Question:
What is the option within the SpamAssassin settings "Use auto-learned data:" and how will that affect my filtering?
Answer:
The SpamAssassin auto-learned data, also known as Bayesian learning or
simply "bayes", is a system wide adaptive learning system. It learns emerging
characteristics of both spam and non-spam messages that the
pre-configured tests don't catch.

To determine which messages to learn, it does a second scoring pass on
all messages passed through SpamAssassin (excluding blacklists,
whitelists, and a few other settings that might be manipulated by
individuals). If this score is below a configured threshold, it is
learned as non-spam, and above another threshold it is learned as spam.

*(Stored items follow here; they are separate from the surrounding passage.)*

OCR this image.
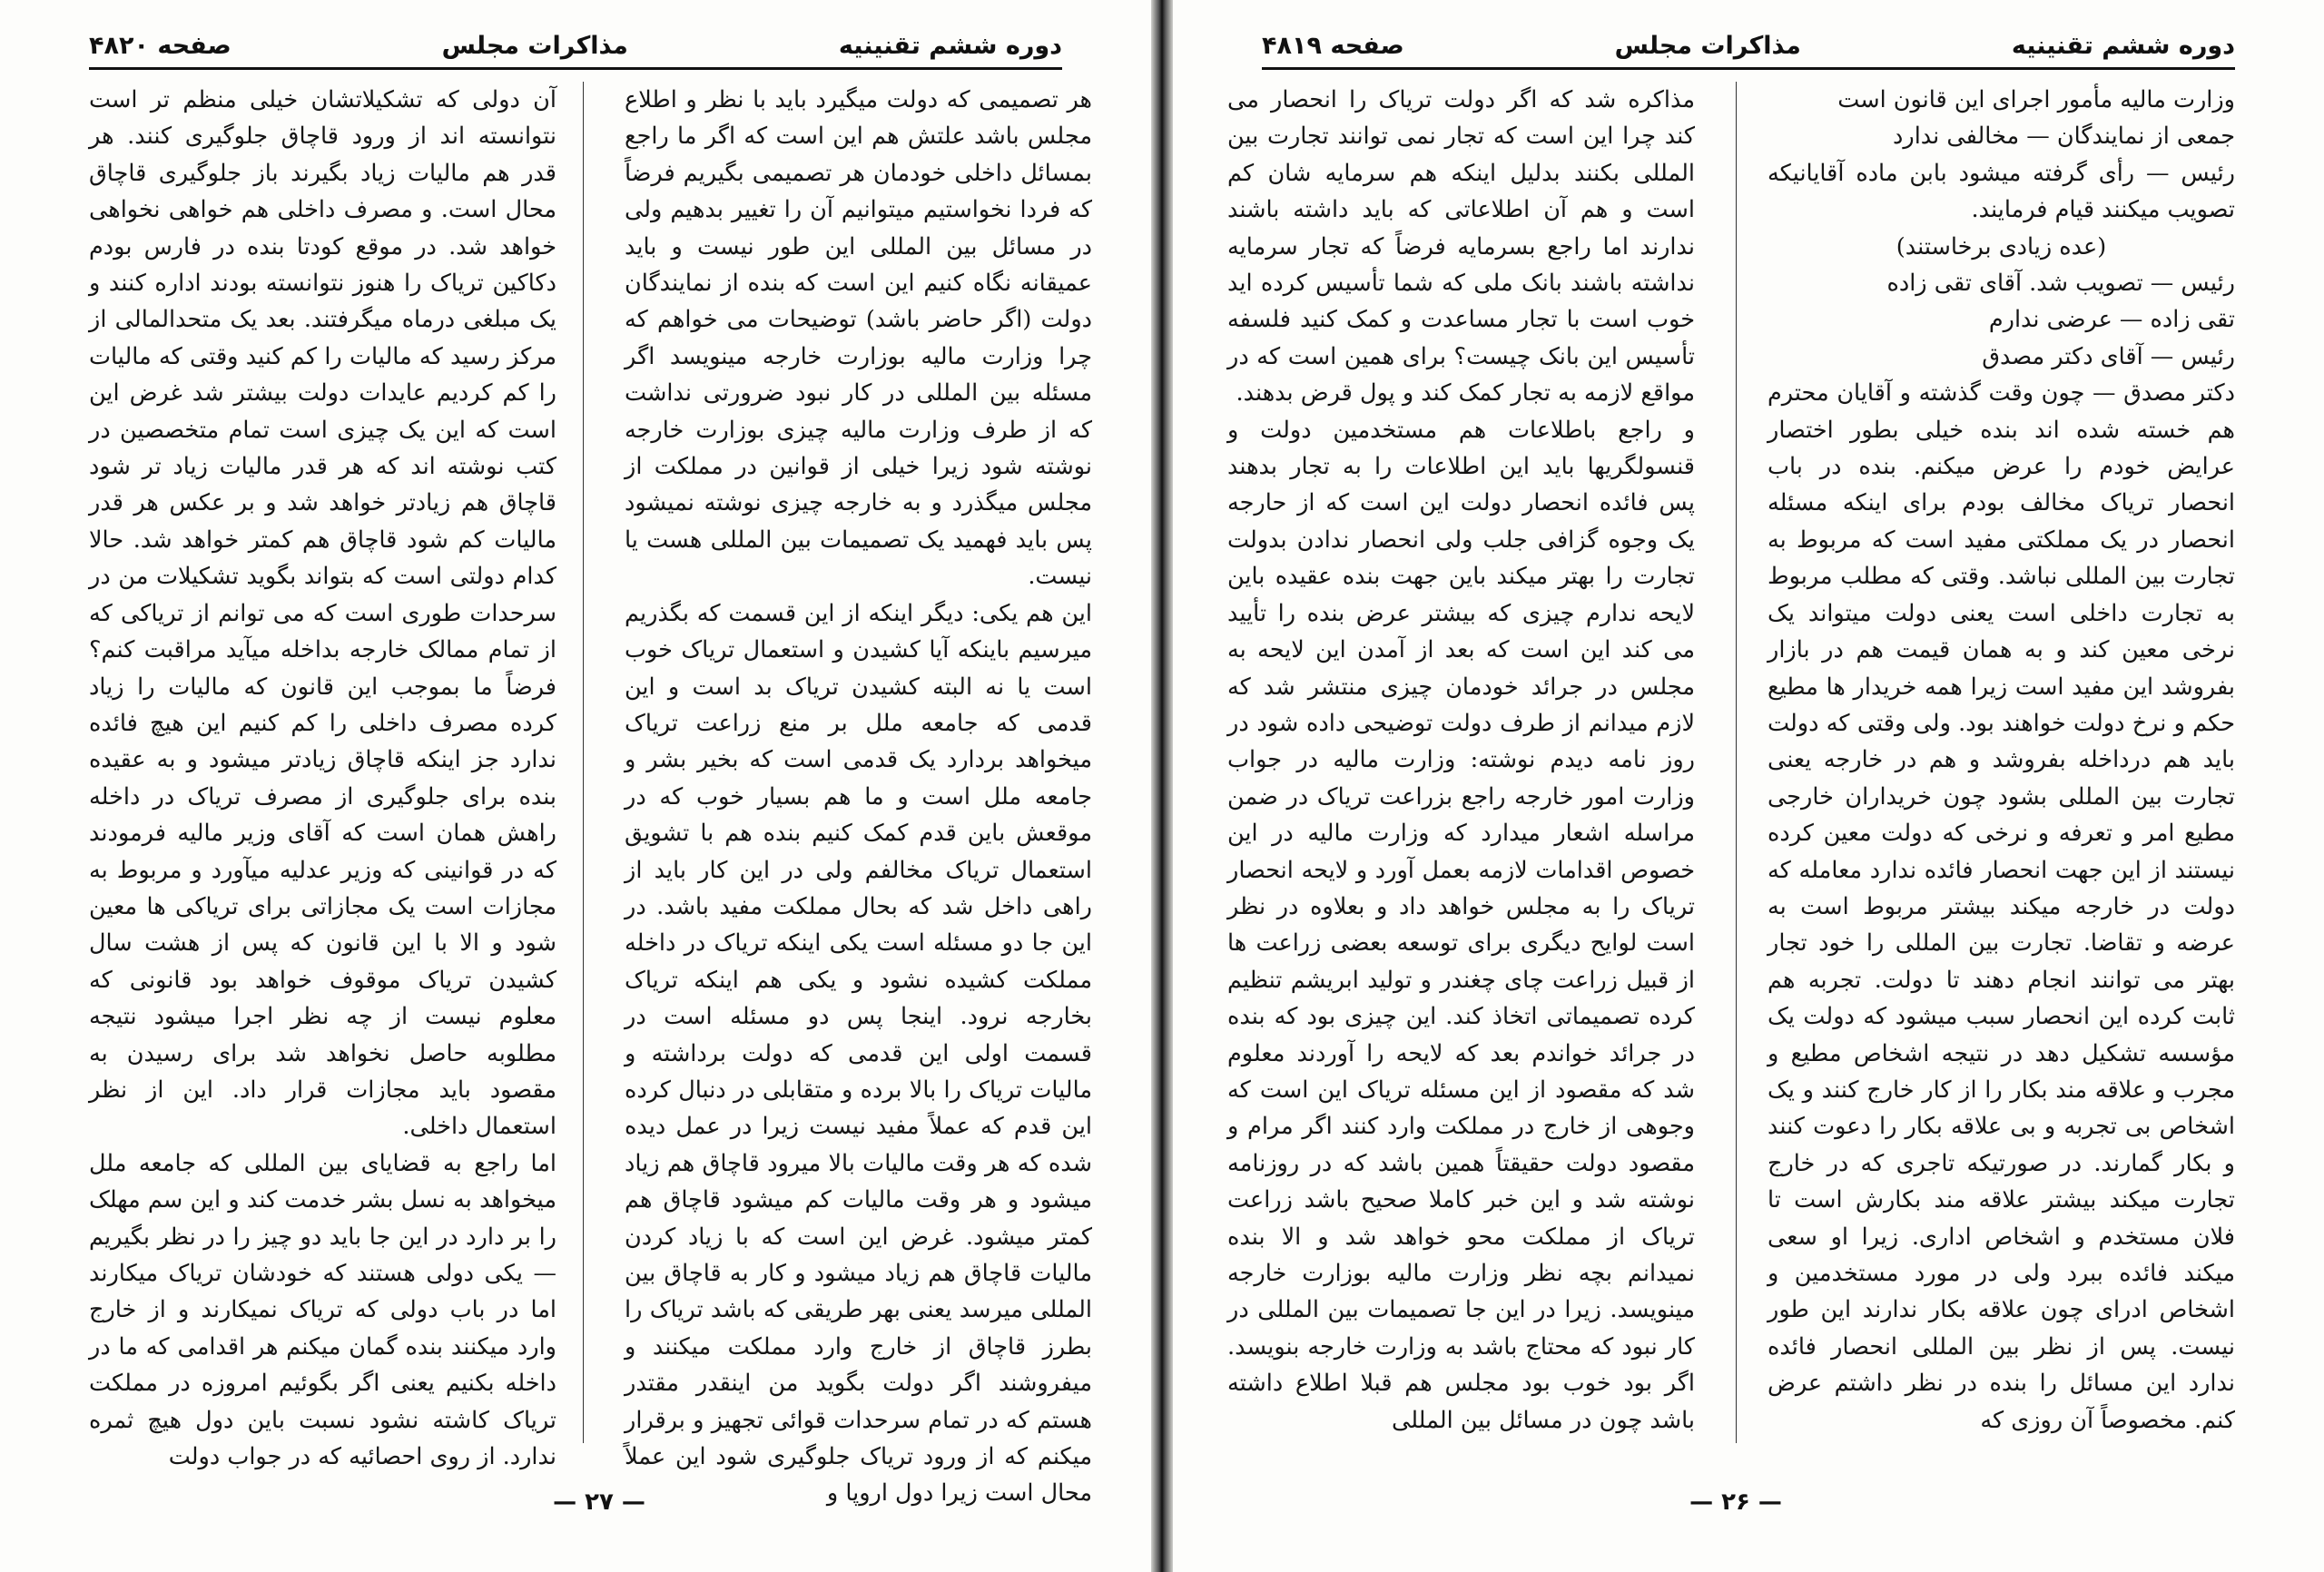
دوره ششم تقنینیه
مذاکرات مجلس
صفحه ۴۸۲۰

هر تصمیمی که دولت میگیرد باید با نظر و اطلاع مجلس باشد علتش هم این است که اگر ما راجع بمسائل داخلی خودمان هر تصمیمی بگیریم فرضاً که فردا نخواستیم میتوانیم آن را تغییر بدهیم ولی در مسائل بین المللی این طور نیست و باید عمیقانه نگاه کنیم این است که بنده از نمایندگان دولت (اگر حاضر باشد) توضیحات می خواهم که چرا وزارت مالیه بوزارت خارجه مینویسد اگر مسئله بین المللی در کار نبود ضرورتی نداشت که از طرف وزارت مالیه چیزی بوزارت خارجه نوشته شود زیرا خیلی از قوانین در مملکت از مجلس میگذرد و به خارجه چیزی نوشته نمیشود پس باید فهمید یک تصمیمات بین المللی هست یا نیست.

این هم یکی: دیگر اینکه از این قسمت که بگذریم میرسیم باینکه آیا کشیدن و استعمال تریاک خوب است یا نه البته کشیدن تریاک بد است و این قدمی که جامعه ملل بر منع زراعت تریاک میخواهد بردارد یک قدمی است که بخیر بشر و جامعه ملل است و ما هم بسیار خوب که در موقعش باین قدم کمک کنیم بنده هم با تشویق استعمال تریاک مخالفم ولی در این کار باید از راهی داخل شد که بحال مملکت مفید باشد. در این جا دو مسئله است یکی اینکه تریاک در داخله مملکت کشیده نشود و یکی هم اینکه تریاک بخارجه نرود. اینجا پس دو مسئله است در قسمت اولی این قدمی که دولت برداشته و مالیات تریاک را بالا برده و متقابلی در دنبال کرده این قدم که عملاً مفید نیست زیرا در عمل دیده شده که هر وقت مالیات بالا میرود قاچاق هم زیاد میشود و هر وقت مالیات کم میشود قاچاق هم کمتر میشود. غرض این است که با زیاد کردن مالیات قاچاق هم زیاد میشود و کار به قاچاق بین المللی میرسد یعنی بهر طریقی که باشد تریاک را بطرز قاچاق از خارج وارد مملکت میکنند و میفروشند اگر دولت بگوید من اینقدر مقتدر هستم که در تمام سرحدات قوائی تجهیز و برقرار میکنم که از ورود تریاک جلوگیری شود این عملاً محال است زیرا دول اروپا و

آن دولی که تشکیلاتشان خیلی منظم تر است نتوانسته اند از ورود قاچاق جلوگیری کنند. هر قدر هم مالیات زیاد بگیرند باز جلوگیری قاچاق محال است. و مصرف داخلی هم خواهی نخواهی خواهد شد. در موقع کودتا بنده در فارس بودم دکاکین تریاک را هنوز نتوانسته بودند اداره کنند و یک مبلغی درماه میگرفتند. بعد یک متحدالمالی از مرکز رسید که مالیات را کم کنید وقتی که مالیات را کم کردیم عایدات دولت بیشتر شد غرض این است که این یک چیزی است تمام متخصصین در کتب نوشته اند که هر قدر مالیات زیاد تر شود قاچاق هم زیادتر خواهد شد و بر عکس هر قدر مالیات کم شود قاچاق هم کمتر خواهد شد. حالا کدام دولتی است که بتواند بگوید تشکیلات من در سرحدات طوری است که می توانم از تریاکی که از تمام ممالک خارجه بداخله میآید مراقبت کنم؟ فرضاً ما بموجب این قانون که مالیات را زیاد کرده مصرف داخلی را کم کنیم این هیچ فائده ندارد جز اینکه قاچاق زیادتر میشود و به عقیده بنده برای جلوگیری از مصرف تریاک در داخله راهش همان است که آقای وزیر مالیه فرمودند که در قوانینی که وزیر عدلیه میآورد و مربوط به مجازات است یک مجازاتی برای تریاکی ها معین شود و الا با این قانون که پس از هشت سال کشیدن تریاک موقوف خواهد بود قانونی که معلوم نیست از چه نظر اجرا میشود نتیجه مطلوبه حاصل نخواهد شد برای رسیدن به مقصود باید مجازات قرار داد. این از نظر استعمال داخلی.

اما راجع به قضایای بین المللی که جامعه ملل میخواهد به نسل بشر خدمت کند و این سم مهلک را بر دارد در این جا باید دو چیز را در نظر بگیریم — یکی دولی هستند که خودشان تریاک میکارند اما در باب دولی که تریاک نمیکارند و از خارج وارد میکنند بنده گمان میکنم هر اقدامی که ما در داخله بکنیم یعنی اگر بگوئیم امروزه در مملکت تریاک کاشته نشود نسبت باین دول هیچ ثمره ندارد. از روی احصائیه که در جواب دولت

— ۲۷ —
دوره ششم تقنینیه
مذاکرات مجلس
صفحه ۴۸۱۹

وزارت مالیه مأمور اجرای این قانون است

جمعی از نمایندگان — مخالفی ندارد

رئیس — رأی گرفته میشود بابن ماده آقایانیکه تصویب میکنند قیام فرمایند.

(عده زیادی برخاستند)

رئیس — تصویب شد. آقای تقی زاده

تقی زاده — عرضی ندارم

رئیس — آقای دکتر مصدق

دکتر مصدق — چون وقت گذشته و آقایان محترم هم خسته شده اند بنده خیلی بطور اختصار عرایض خودم را عرض میکنم. بنده در باب انحصار تریاک مخالف بودم برای اینکه مسئله انحصار در یک مملکتی مفید است که مربوط به تجارت بین المللی نباشد. وقتی که مطلب مربوط به تجارت داخلی است یعنی دولت میتواند یک نرخی معین کند و به همان قیمت هم در بازار بفروشد این مفید است زیرا همه خریدار ها مطیع حکم و نرخ دولت خواهند بود. ولی وقتی که دولت باید هم درداخله بفروشد و هم در خارجه یعنی تجارت بین المللی بشود چون خریداران خارجی مطیع امر و تعرفه و نرخی که دولت معین کرده نیستند از این جهت انحصار فائده ندارد معامله که دولت در خارجه میکند بیشتر مربوط است به عرضه و تقاضا. تجارت بین المللی را خود تجار بهتر می توانند انجام دهند تا دولت. تجربه هم ثابت کرده این انحصار سبب میشود که دولت یک مؤسسه تشکیل دهد در نتیجه اشخاص مطیع و مجرب و علاقه مند بکار را از کار خارج کنند و یک اشخاص بی تجربه و بی علاقه بکار را دعوت کنند و بکار گمارند. در صورتیکه تاجری که در خارج تجارت میکند بیشتر علاقه مند بکارش است تا فلان مستخدم و اشخاص اداری. زیرا او سعی میکند فائده ببرد ولی در مورد مستخدمین و اشخاص ادرای چون علاقه بکار ندارند این طور نیست. پس از نظر بین المللی انحصار فائده ندارد این مسائل را بنده در نظر داشتم عرض کنم. مخصوصاً آن روزی که

مذاکره شد که اگر دولت تریاک را انحصار می کند چرا این است که تجار نمی توانند تجارت بین المللی بکنند بدلیل اینکه هم سرمایه شان کم است و هم آن اطلاعاتی که باید داشته باشند ندارند اما راجع بسرمایه فرضاً که تجار سرمایه نداشته باشند بانک ملی که شما تأسیس کرده اید خوب است با تجار مساعدت و کمک کنید فلسفه تأسیس این بانک چیست؟ برای همین است که در مواقع لازمه به تجار کمک کند و پول قرض بدهند.

و راجع باطلاعات هم مستخدمین دولت و قنسولگریها باید این اطلاعات را به تجار بدهند پس فائده انحصار دولت این است که از حارجه یک وجوه گزافی جلب ولی انحصار ندادن بدولت تجارت را بهتر میکند باین جهت بنده عقیده باین لایحه ندارم چیزی که بیشتر عرض بنده را تأیید می کند این است که بعد از آمدن این لایحه به مجلس در جرائد خودمان چیزی منتشر شد که لازم میدانم از طرف دولت توضیحی داده شود در روز نامه دیدم نوشته: وزارت مالیه در جواب وزارت امور خارجه راجع بزراعت تریاک در ضمن مراسله اشعار میدارد که وزارت مالیه در این خصوص اقدامات لازمه بعمل آورد و لایحه انحصار تریاک را به مجلس خواهد داد و بعلاوه در نظر است لوایح دیگری برای توسعه بعضی زراعت ها از قبیل زراعت چای چغندر و تولید ابریشم تنظیم کرده تصمیماتی اتخاذ کند. این چیزی بود که بنده در جرائد خواندم بعد که لایحه را آوردند معلوم شد که مقصود از این مسئله تریاک این است که وجوهی از خارج در مملکت وارد کنند اگر مرام و مقصود دولت حقیقتاً همین باشد که در روزنامه نوشته شد و این خبر کاملا صحیح باشد زراعت تریاک از مملکت محو خواهد شد و الا بنده نمیدانم بچه نظر وزارت مالیه بوزارت خارجه مینویسد. زیرا در این جا تصمیمات بین المللی در کار نبود که محتاج باشد به وزارت خارجه بنویسد. اگر بود خوب بود مجلس هم قبلا اطلاع داشته باشد چون در مسائل بین المللی

— ۲۶ —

This learning step is done irregardless if you have the "Use
auto-learned data" flag enabled, and does not affect the final score. When the "Use auto-learned data" flag is enabled, the following happens:
1. The value of different scores used within SpamAssassin is changed to take into account that additional scores from the bayes filtering may be added. These scores can be seen in the SpamAssassin Test and Scoring Chart under the bayes column.
2. The SpamAssassin bayesian classifier analyzes the message to compute
a probability that the contents are spam, based on previously learned
messages.
3. A score is chosen based on that calculated probability value and
added to the final score.
All messages that are received within the FutureQuest network that pass through SpamAssassin are used to "Auto-Learn" as well as messages from blacklisted IP addresses, as complied from Realtime Blackhole Listings.
|